This tells us that for every 100 bits used by the Huffman coding scheme, more than 99 bits are used to represent information, and only less than one bit is made redundant. In contrast, for every 100 bits, the fixed-length coding scheme only spends 84.67 bits to represent information, and the rest of the bits are made redundant.
Impact of Data Characteristics on Entropy Coding#
If there are k symbols in the system and k is not an exact power of 2, we need ⌈log2k⌉ bits for fixed-length coding. For example, if we take k=24, then ⌈log2k⌉=5. By using 5 bits, the possible codes are 32, of which we only use 24. This means that 8 codes will remain unused. Let’s consider that k is an exact power of 2 and no code is unused: Should we still use Huffman coding? The answer is yes because one symbol is more frequent than others in the system. But will using Huffman coding be beneficial? Assume that k is the exact power of 2 and that all the symbols are equally probable. In that case, the Huffman tree will be a perfect binary tree, which means that all the leaf nodes will be at the same level, and every non-leaf node will have exactly two children. As every leaf node will be at the same distance from the root node, the code for every symbol would be the same length. For this scenario, using Huffman coding is the same as using fixed-length coding.

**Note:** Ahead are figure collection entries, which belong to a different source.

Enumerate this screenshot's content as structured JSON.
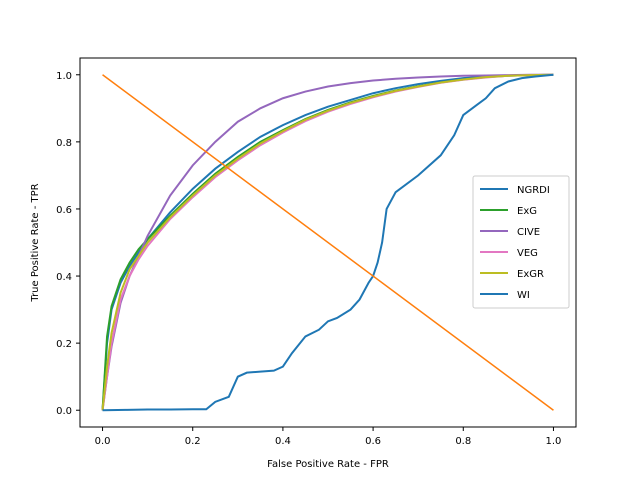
{
  "chart_data": {
    "type": "line",
    "title": "",
    "xlabel": "False Positive Rate - FPR",
    "ylabel": "True Positive Rate - TPR",
    "xlim": [
      -0.05,
      1.05
    ],
    "ylim": [
      -0.05,
      1.05
    ],
    "xticks": [
      "0.0",
      "0.2",
      "0.4",
      "0.6",
      "0.8",
      "1.0"
    ],
    "yticks": [
      "0.0",
      "0.2",
      "0.4",
      "0.6",
      "0.8",
      "1.0"
    ],
    "grid": false,
    "legend_position": "center-right",
    "series": [
      {
        "name": "NGRDI",
        "color": "#1f77b4",
        "x": [
          0,
          0.01,
          0.02,
          0.04,
          0.06,
          0.08,
          0.1,
          0.15,
          0.2,
          0.25,
          0.3,
          0.35,
          0.4,
          0.45,
          0.5,
          0.55,
          0.6,
          0.65,
          0.7,
          0.75,
          0.8,
          0.85,
          0.9,
          0.95,
          1.0
        ],
        "y": [
          0,
          0.2,
          0.3,
          0.38,
          0.43,
          0.47,
          0.51,
          0.59,
          0.66,
          0.72,
          0.77,
          0.815,
          0.85,
          0.88,
          0.905,
          0.925,
          0.945,
          0.96,
          0.972,
          0.982,
          0.99,
          0.995,
          0.998,
          0.999,
          1.0
        ]
      },
      {
        "name": "ExG",
        "color": "#2ca02c",
        "x": [
          0,
          0.01,
          0.02,
          0.04,
          0.06,
          0.08,
          0.1,
          0.15,
          0.2,
          0.25,
          0.3,
          0.35,
          0.4,
          0.45,
          0.5,
          0.55,
          0.6,
          0.65,
          0.7,
          0.75,
          0.8,
          0.85,
          0.9,
          0.95,
          1.0
        ],
        "y": [
          0,
          0.22,
          0.31,
          0.39,
          0.44,
          0.48,
          0.51,
          0.58,
          0.645,
          0.705,
          0.755,
          0.8,
          0.835,
          0.868,
          0.895,
          0.918,
          0.937,
          0.953,
          0.966,
          0.977,
          0.986,
          0.993,
          0.997,
          0.999,
          1.0
        ]
      },
      {
        "name": "CIVE",
        "color": "#9467bd",
        "x": [
          0,
          0.01,
          0.02,
          0.04,
          0.06,
          0.08,
          0.1,
          0.15,
          0.2,
          0.25,
          0.3,
          0.35,
          0.4,
          0.45,
          0.5,
          0.55,
          0.6,
          0.65,
          0.7,
          0.75,
          0.8,
          0.85,
          0.9,
          0.95,
          1.0
        ],
        "y": [
          0,
          0.1,
          0.19,
          0.32,
          0.4,
          0.46,
          0.52,
          0.64,
          0.73,
          0.8,
          0.86,
          0.9,
          0.93,
          0.95,
          0.965,
          0.975,
          0.983,
          0.988,
          0.992,
          0.995,
          0.997,
          0.998,
          0.999,
          1.0,
          1.0
        ]
      },
      {
        "name": "VEG",
        "color": "#e377c2",
        "x": [
          0,
          0.01,
          0.02,
          0.04,
          0.06,
          0.08,
          0.1,
          0.15,
          0.2,
          0.25,
          0.3,
          0.35,
          0.4,
          0.45,
          0.5,
          0.55,
          0.6,
          0.65,
          0.7,
          0.75,
          0.8,
          0.85,
          0.9,
          0.95,
          1.0
        ],
        "y": [
          0,
          0.1,
          0.2,
          0.33,
          0.4,
          0.45,
          0.49,
          0.57,
          0.635,
          0.695,
          0.745,
          0.79,
          0.828,
          0.862,
          0.89,
          0.913,
          0.933,
          0.95,
          0.964,
          0.976,
          0.985,
          0.992,
          0.997,
          0.999,
          1.0
        ]
      },
      {
        "name": "ExGR",
        "color": "#bcbd22",
        "x": [
          0,
          0.01,
          0.02,
          0.04,
          0.06,
          0.08,
          0.1,
          0.15,
          0.2,
          0.25,
          0.3,
          0.35,
          0.4,
          0.45,
          0.5,
          0.55,
          0.6,
          0.65,
          0.7,
          0.75,
          0.8,
          0.85,
          0.9,
          0.95,
          1.0
        ],
        "y": [
          0,
          0.13,
          0.23,
          0.35,
          0.42,
          0.46,
          0.5,
          0.575,
          0.64,
          0.7,
          0.75,
          0.795,
          0.832,
          0.866,
          0.893,
          0.916,
          0.935,
          0.952,
          0.965,
          0.977,
          0.986,
          0.993,
          0.997,
          0.999,
          1.0
        ]
      },
      {
        "name": "WI",
        "color": "#1f77b4",
        "x": [
          0,
          0.05,
          0.1,
          0.15,
          0.2,
          0.23,
          0.25,
          0.28,
          0.3,
          0.32,
          0.35,
          0.38,
          0.4,
          0.42,
          0.45,
          0.48,
          0.5,
          0.52,
          0.55,
          0.57,
          0.59,
          0.6,
          0.61,
          0.62,
          0.63,
          0.65,
          0.7,
          0.75,
          0.78,
          0.8,
          0.83,
          0.85,
          0.87,
          0.9,
          0.93,
          0.96,
          1.0
        ],
        "y": [
          0,
          0.001,
          0.002,
          0.002,
          0.003,
          0.003,
          0.025,
          0.04,
          0.1,
          0.112,
          0.115,
          0.118,
          0.13,
          0.17,
          0.22,
          0.24,
          0.265,
          0.275,
          0.3,
          0.33,
          0.38,
          0.4,
          0.44,
          0.5,
          0.6,
          0.65,
          0.7,
          0.76,
          0.82,
          0.88,
          0.91,
          0.93,
          0.96,
          0.98,
          0.99,
          0.995,
          1.0
        ]
      },
      {
        "name": "",
        "color": "#ff7f0e",
        "x": [
          0,
          1
        ],
        "y": [
          1,
          0
        ]
      }
    ]
  }
}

Importance of Entropy Coding in Data Compression#
Mostly, the symbols in the data have different frequency of occurrence, which favors entropy coding over the fixed-length coding scheme. Entropy coding provides a way to represent data in a more compact way as compared to the fixed-length coding scheme. This makes it a useful loss-less compression technique. All the famous image and video compression standards, like JPEG, MPEG, and H.26x, use entropy coding as a last step before generating the compressed output. Entropy coding is considered a fundamental data compression tool if the probability distribution of the source symbols is known.
The variable length codes used by any entropy coding scheme are prefix codes. This means that no code is a prefix of another code, a property important for decoding without any ambiguity.